Cela a été dit sans ambages lors d’un récent talk-show de la télévision d’État russe.
« Avant la visite du président Xi à Moscou, certains experts ici sont surexcités, voire ravis », a noté le spécialiste militaire Mikhail Kodarenok.
« Mais la Chine ne peut avoir qu’un seul allié : la Chine elle-même. La Chine ne peut avoir qu’un seul intérêt : pro-Chine. La politique étrangère chinoise est complètement philanthropique. »
Les signaux de Xi à Poutine ne peuvent aller que de trois façons
Officiellement, la visite de Xi Jinping en Russie est destinée à renforcer les relations bilatérales entre les deux voisins, et bien sûr ces gouvernements disent qu’ils se rapprochent de plus en plus.
Des contrats seront signés, de la nourriture à manger et des séances de photos seront sur scène.
Tous les gouvernements organisent de telles visites, mais pourquoi se focaliser là-dessus ?
Eh bien, pour commencer, c’est le chef de l’une des deux superpuissances mondiales qui rend visite à un allié – l’homme qui a déclenché une invasion sanglante d’un autre pays d’Europe en 2023.
De nombreux analystes se sont demandé ce que la Chine pourrait faire si la Russie semblait faire face à une défaite claire et humiliante sur le champ de bataille.
Le gouvernement chinois prétend être neutre. Va-t-il reculer et laisser cela se produire, ou va-t-il commencer à pomper des armes pour donner un meilleur avantage à l’armée russe ?
Après l’arrivée de Xi à Moscou, lui et son homologue russe pourront parler d’autres choses, mais toute l’attention sera tournée vers la crise ukrainienne.
Ses signaux à Vladimir Poutine ne peuvent aller que de trois manières :
1. Il est temps d’envisager de reculer avec un compromis pour sauver la face
2. Feu vert pour continuer ou entrer dur
3. Rien du leader chinois
Si la première option implique que Pékin reprenne le flambeau de la consolidation de la paix mondiale à la suite de l’accord Iran-Arabie saoudite, ce serait une très belle plume dans la casquette de Xi.
Le principal problème avec cette option est la mesure dans laquelle elle profitera également à la Chine.

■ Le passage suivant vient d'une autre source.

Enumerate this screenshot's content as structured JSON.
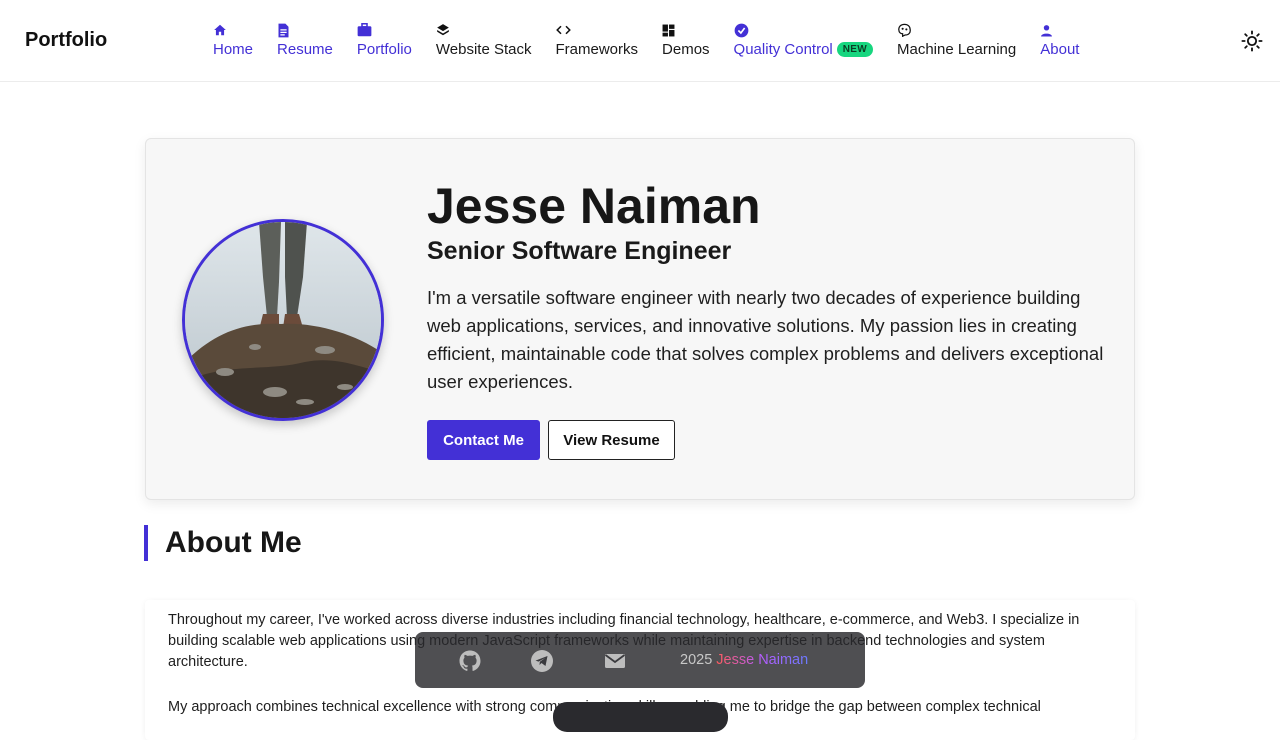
{
  "header": {
    "logo": "Portfolio",
    "nav": [
      {
        "label": "Home",
        "icon": "home-icon",
        "active": true
      },
      {
        "label": "Resume",
        "icon": "document-icon",
        "active": true
      },
      {
        "label": "Portfolio",
        "icon": "briefcase-icon",
        "active": true
      },
      {
        "label": "Website Stack",
        "icon": "layers-icon",
        "active": false
      },
      {
        "label": "Frameworks",
        "icon": "code-icon",
        "active": false
      },
      {
        "label": "Demos",
        "icon": "grid-icon",
        "active": false
      },
      {
        "label": "Quality Control",
        "icon": "verified-badge-icon",
        "active": true,
        "badge": "NEW"
      },
      {
        "label": "Machine Learning",
        "icon": "brain-icon",
        "active": false
      },
      {
        "label": "About",
        "icon": "user-icon",
        "active": true
      }
    ],
    "theme_toggle_icon": "sun-icon"
  },
  "hero": {
    "name": "Jesse Naiman",
    "title": "Senior Software Engineer",
    "bio": "I'm a versatile software engineer with nearly two decades of experience building web applications, services, and innovative solutions. My passion lies in creating efficient, maintainable code that solves complex problems and delivers exceptional user experiences.",
    "contact_button": "Contact Me",
    "resume_button": "View Resume"
  },
  "about": {
    "heading": "About Me",
    "paragraphs": [
      "Throughout my career, I've worked across diverse industries including financial technology, healthcare, e-commerce, and Web3. I specialize in building scalable web applications using modern JavaScript frameworks while maintaining expertise in backend technologies and system architecture.",
      "My approach combines technical excellence with strong communication skills, enabling me to bridge the gap between complex technical"
    ]
  },
  "footer": {
    "year": "2025",
    "name": "Jesse Naiman",
    "icons": [
      "github-icon",
      "telegram-icon",
      "email-icon"
    ]
  },
  "colors": {
    "accent": "#4330d6",
    "badge": "#17d67f"
  }
}
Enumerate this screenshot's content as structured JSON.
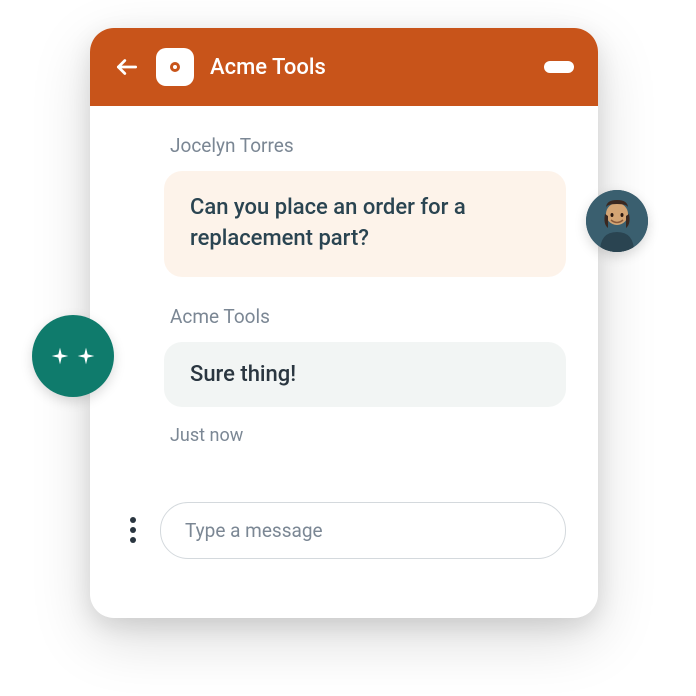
{
  "header": {
    "title": "Acme Tools"
  },
  "messages": {
    "user": {
      "sender": "Jocelyn Torres",
      "text": "Can you place an order for a replacement part?"
    },
    "agent": {
      "sender": "Acme Tools",
      "text": "Sure thing!"
    },
    "timestamp": "Just now"
  },
  "input": {
    "placeholder": "Type a message"
  }
}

Les options sombres numéro deux, mais il y a une lecture que la guerre de la Russie avec l’Ukraine joue dans la stratégie géopolitique de Pékin. Le Kremlin affronte l’Occident, l’OTAN consomme des ressources et la guerre s’éternise, testant l’appétit du public occidental pour plus de conflit si l’Armée populaire de libération envahissait Taiwan par la force.
Le calcul de Pékin est que plus une guerre dure longtemps, moins les gens voudront s’engager dans une autre.
La revendication de neutralité du gouvernement chinois ne correspond pas non plus aux reportages contrôlés par l’État ici. Les bulletins télévisés du soir jouent la ligne du Kremlin et consacrent une grande partie de leur couverture à blâmer « l’Occident » pour le « conflit ». Il ne parle pas de « guerre » et ne rêve pas d’une « invasion » de l’Ukraine.
Publiquement, la Chine déclare que la souveraineté de tous les pays (c’est-à-dire celle de l’Ukraine) doit être respectée, mais que les « préoccupations légitimes de sécurité » des autres pays (c’est-à-dire la Russie) doivent être respectées.
Cependant, Xi Jinping ne se rendra pas à Kiev. C’est Moscou.
Ainsi, lorsque Xi quittera Moscou dans quelques jours, Poutine s’inquiétera du soutien chinois vacillant ou sera soutenu par le soutien de l’un des deux hommes les plus puissants de la planète.
L’argent intelligent semble être ce dernier.